Who Are the 43?

On the night of September 26, 2014, in the city of Iguala, more than 100 Mexican municipal, state, and federal police officers, soldiers, and armed men, many out of uniform, ambushed five buses of students from the Rural Teachers College in Ayotzinapa and another bus carrying a third-division soccer team. They shot and killed six people, wounded more than 40, and “disappeared” 43 students. One victim’s body was found on the edge of a trash dump the next morning. 

His killers had cut off his face. 

Intelligence officers from the 27th Infantry Battalion army base, located less than two miles away and tasked with fighting organized crime, observed and documented the operation but did not intervene.

News of the attack was met initially with muted outrage, mostly because the initial reports out of Iguala, a highlands city of 110,000, were confusing. For several days, government officials released conflicting reports about the missing students. It wasn’t until October 4, when state prosecutors announced that they had uncovered the first in a series of mass graves on the outskirts of Iguala that the national and international media descended on the region. 

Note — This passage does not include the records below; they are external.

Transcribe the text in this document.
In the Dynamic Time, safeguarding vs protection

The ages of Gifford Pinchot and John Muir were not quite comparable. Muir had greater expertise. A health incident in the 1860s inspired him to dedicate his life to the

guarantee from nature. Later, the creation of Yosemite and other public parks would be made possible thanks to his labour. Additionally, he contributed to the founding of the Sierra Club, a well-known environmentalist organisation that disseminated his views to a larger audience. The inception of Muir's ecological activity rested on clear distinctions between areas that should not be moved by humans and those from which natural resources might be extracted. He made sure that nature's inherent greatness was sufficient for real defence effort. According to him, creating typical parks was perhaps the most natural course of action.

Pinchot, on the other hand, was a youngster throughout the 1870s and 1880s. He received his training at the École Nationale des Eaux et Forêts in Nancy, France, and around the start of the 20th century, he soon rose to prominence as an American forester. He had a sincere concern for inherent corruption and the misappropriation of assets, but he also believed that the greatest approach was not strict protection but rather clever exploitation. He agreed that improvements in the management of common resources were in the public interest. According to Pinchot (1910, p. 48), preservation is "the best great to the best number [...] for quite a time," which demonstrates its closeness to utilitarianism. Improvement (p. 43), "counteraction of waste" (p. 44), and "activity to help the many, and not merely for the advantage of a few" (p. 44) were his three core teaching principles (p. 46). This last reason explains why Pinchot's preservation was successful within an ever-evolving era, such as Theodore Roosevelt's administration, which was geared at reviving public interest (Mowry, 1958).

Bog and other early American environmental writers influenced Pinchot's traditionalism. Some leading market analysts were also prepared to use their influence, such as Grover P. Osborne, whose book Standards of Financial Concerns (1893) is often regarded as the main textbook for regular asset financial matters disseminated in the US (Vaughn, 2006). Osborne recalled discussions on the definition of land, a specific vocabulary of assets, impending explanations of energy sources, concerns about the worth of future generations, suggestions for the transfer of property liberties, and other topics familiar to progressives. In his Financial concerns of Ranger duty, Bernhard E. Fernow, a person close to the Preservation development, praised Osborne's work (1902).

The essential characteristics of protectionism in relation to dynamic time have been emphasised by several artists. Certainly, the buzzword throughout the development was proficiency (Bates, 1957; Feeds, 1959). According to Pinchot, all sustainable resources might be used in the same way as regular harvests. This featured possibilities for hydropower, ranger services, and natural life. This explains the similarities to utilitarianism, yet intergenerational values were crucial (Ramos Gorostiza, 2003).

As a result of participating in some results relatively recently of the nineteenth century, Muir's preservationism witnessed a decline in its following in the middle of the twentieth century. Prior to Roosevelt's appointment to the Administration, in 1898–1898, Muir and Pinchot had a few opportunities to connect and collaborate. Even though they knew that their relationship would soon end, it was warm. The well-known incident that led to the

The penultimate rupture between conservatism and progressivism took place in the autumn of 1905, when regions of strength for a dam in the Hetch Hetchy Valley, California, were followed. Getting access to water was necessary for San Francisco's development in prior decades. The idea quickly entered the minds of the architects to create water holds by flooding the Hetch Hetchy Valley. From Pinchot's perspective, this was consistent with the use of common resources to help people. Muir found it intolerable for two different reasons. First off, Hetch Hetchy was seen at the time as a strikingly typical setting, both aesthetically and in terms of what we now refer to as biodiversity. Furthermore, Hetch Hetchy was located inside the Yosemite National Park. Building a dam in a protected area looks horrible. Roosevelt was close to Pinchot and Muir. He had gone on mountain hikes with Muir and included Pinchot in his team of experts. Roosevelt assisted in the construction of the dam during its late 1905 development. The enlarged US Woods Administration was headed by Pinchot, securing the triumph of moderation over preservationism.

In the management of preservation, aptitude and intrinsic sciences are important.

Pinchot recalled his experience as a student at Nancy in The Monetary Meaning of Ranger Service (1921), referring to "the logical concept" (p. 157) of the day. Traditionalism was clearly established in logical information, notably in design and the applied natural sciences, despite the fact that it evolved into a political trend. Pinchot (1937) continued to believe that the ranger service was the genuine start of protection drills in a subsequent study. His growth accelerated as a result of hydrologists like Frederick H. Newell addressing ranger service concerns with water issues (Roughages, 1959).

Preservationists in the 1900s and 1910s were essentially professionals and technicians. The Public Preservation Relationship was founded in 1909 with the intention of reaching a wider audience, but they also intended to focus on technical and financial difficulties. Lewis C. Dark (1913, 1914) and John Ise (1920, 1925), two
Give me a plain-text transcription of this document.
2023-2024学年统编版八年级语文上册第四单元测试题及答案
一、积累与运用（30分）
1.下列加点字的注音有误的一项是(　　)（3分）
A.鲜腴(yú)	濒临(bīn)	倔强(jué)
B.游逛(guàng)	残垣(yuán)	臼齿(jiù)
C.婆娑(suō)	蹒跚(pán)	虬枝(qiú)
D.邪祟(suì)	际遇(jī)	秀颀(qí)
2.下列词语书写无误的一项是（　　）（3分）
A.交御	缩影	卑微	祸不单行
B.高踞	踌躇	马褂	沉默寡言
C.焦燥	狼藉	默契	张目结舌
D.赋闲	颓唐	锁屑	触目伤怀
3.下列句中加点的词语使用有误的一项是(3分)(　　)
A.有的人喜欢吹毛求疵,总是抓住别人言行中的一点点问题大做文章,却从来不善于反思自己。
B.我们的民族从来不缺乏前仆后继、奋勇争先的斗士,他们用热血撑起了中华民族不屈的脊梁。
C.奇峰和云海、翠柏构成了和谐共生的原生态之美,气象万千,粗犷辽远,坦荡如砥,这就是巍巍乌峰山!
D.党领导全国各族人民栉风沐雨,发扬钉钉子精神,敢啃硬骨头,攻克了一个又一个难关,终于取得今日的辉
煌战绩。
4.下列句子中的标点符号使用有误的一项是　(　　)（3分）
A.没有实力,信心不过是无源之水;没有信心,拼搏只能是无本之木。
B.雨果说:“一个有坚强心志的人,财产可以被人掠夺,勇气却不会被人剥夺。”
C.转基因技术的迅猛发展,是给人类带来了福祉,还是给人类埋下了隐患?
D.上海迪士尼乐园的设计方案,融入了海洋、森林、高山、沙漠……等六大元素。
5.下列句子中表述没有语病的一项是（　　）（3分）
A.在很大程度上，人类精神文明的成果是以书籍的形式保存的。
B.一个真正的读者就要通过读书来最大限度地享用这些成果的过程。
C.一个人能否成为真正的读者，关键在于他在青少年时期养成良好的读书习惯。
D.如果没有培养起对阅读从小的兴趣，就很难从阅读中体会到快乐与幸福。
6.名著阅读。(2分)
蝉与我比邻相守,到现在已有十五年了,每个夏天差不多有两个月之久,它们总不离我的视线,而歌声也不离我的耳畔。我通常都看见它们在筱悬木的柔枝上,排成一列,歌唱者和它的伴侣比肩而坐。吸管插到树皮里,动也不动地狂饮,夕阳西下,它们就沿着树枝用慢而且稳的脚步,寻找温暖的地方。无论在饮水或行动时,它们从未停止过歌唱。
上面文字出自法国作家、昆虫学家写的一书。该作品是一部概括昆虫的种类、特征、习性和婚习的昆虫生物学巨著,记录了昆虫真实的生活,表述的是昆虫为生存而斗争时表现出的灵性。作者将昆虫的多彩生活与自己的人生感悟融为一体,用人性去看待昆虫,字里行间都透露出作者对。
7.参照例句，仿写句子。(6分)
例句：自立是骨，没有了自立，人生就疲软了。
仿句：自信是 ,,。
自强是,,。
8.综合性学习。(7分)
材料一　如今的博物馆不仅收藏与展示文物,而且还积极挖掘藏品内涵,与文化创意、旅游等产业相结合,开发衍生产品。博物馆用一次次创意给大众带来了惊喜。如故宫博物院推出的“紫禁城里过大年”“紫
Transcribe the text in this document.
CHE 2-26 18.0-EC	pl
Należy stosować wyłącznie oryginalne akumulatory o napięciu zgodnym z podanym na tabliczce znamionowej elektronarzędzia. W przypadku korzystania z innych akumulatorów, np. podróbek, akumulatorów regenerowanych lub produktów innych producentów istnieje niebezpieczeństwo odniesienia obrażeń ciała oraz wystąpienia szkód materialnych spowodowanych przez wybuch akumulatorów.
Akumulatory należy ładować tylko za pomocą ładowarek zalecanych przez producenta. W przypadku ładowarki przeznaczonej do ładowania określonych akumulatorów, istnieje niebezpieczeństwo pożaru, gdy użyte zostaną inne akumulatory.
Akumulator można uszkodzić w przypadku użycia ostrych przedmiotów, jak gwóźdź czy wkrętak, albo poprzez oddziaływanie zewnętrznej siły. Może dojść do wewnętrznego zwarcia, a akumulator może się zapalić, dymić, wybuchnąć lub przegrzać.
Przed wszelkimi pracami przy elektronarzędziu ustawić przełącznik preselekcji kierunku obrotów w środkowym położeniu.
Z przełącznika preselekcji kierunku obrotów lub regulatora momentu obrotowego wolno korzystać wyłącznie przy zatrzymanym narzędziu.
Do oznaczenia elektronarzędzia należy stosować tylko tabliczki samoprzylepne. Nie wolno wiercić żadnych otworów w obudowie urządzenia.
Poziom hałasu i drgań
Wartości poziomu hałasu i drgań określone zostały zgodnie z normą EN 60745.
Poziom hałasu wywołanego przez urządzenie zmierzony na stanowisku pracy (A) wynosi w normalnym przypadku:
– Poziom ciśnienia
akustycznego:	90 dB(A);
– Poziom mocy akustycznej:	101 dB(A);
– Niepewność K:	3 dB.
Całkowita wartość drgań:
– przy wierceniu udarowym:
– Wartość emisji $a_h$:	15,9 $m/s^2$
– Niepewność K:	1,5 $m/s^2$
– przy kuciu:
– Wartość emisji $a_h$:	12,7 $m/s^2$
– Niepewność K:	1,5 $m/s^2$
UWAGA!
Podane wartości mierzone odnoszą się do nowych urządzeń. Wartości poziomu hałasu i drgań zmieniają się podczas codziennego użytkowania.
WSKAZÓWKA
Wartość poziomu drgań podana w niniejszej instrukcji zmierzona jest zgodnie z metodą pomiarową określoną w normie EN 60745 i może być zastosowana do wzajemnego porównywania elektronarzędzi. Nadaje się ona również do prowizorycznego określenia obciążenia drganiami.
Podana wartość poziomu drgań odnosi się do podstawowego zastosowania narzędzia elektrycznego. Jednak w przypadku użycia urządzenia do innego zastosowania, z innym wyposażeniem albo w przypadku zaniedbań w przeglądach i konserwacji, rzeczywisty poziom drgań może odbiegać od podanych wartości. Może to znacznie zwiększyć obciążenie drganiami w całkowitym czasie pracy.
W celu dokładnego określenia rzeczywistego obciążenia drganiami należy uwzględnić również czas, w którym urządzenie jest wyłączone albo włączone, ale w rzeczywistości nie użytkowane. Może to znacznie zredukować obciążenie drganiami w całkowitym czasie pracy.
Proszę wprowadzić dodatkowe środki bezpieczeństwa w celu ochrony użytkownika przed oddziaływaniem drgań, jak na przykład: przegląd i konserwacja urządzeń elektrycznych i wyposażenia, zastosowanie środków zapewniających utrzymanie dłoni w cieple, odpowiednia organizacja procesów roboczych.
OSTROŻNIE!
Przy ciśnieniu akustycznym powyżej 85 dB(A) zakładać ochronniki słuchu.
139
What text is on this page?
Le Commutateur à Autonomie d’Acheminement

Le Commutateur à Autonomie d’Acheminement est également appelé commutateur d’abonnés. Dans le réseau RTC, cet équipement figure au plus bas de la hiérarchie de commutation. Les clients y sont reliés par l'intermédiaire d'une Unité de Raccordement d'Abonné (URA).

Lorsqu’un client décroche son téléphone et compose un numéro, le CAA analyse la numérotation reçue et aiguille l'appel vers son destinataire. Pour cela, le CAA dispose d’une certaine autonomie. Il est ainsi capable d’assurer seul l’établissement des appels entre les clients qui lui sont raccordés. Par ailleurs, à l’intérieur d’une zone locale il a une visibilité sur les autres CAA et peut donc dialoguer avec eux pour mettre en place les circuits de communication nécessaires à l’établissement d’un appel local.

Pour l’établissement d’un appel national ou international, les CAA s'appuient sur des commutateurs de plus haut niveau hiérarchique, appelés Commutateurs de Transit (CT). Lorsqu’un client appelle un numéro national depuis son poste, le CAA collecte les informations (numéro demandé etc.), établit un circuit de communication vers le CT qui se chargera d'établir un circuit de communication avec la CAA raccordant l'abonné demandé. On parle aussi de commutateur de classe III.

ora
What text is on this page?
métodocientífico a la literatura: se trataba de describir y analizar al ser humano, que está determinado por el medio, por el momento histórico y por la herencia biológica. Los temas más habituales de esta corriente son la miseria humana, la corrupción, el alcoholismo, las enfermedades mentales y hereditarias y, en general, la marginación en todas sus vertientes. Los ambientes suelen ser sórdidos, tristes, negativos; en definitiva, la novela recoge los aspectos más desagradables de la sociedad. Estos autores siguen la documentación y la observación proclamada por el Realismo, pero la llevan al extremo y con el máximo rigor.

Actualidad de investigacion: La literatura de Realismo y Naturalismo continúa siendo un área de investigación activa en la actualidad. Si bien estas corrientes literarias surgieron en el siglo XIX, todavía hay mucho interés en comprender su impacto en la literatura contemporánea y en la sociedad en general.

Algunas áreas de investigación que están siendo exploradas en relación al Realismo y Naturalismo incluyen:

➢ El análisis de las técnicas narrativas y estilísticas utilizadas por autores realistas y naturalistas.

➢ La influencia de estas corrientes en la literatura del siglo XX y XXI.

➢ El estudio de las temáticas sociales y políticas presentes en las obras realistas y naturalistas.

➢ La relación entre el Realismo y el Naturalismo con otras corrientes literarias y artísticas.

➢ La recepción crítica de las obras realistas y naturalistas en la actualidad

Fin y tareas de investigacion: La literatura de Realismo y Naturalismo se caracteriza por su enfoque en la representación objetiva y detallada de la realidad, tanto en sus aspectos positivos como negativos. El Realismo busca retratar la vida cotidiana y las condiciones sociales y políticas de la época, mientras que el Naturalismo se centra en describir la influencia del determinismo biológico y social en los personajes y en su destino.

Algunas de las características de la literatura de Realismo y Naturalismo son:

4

When forensic workers confirmed that the first of the 28 charred human remains were not the missing students, anger and horror became widespread. What would follow was eight years of protests, governmental fraud, independent investigations, and both national and international outrage.  Evidence of collusion between local drug gangs, political leaders at every level of the government, local, state, and federal police, and the Mexican army and Marines has emerged over the past eight years. Since 2014, confirmed atrocities like the 43 disappeared students have revealed that forced disappearances is a painfully common practice. 

Figures representing five Ayotzinapa normalistas in place in the Holland Centennial Commons, second floor. A sixth mirrored figure compels the viewer to "see yourself in the 43."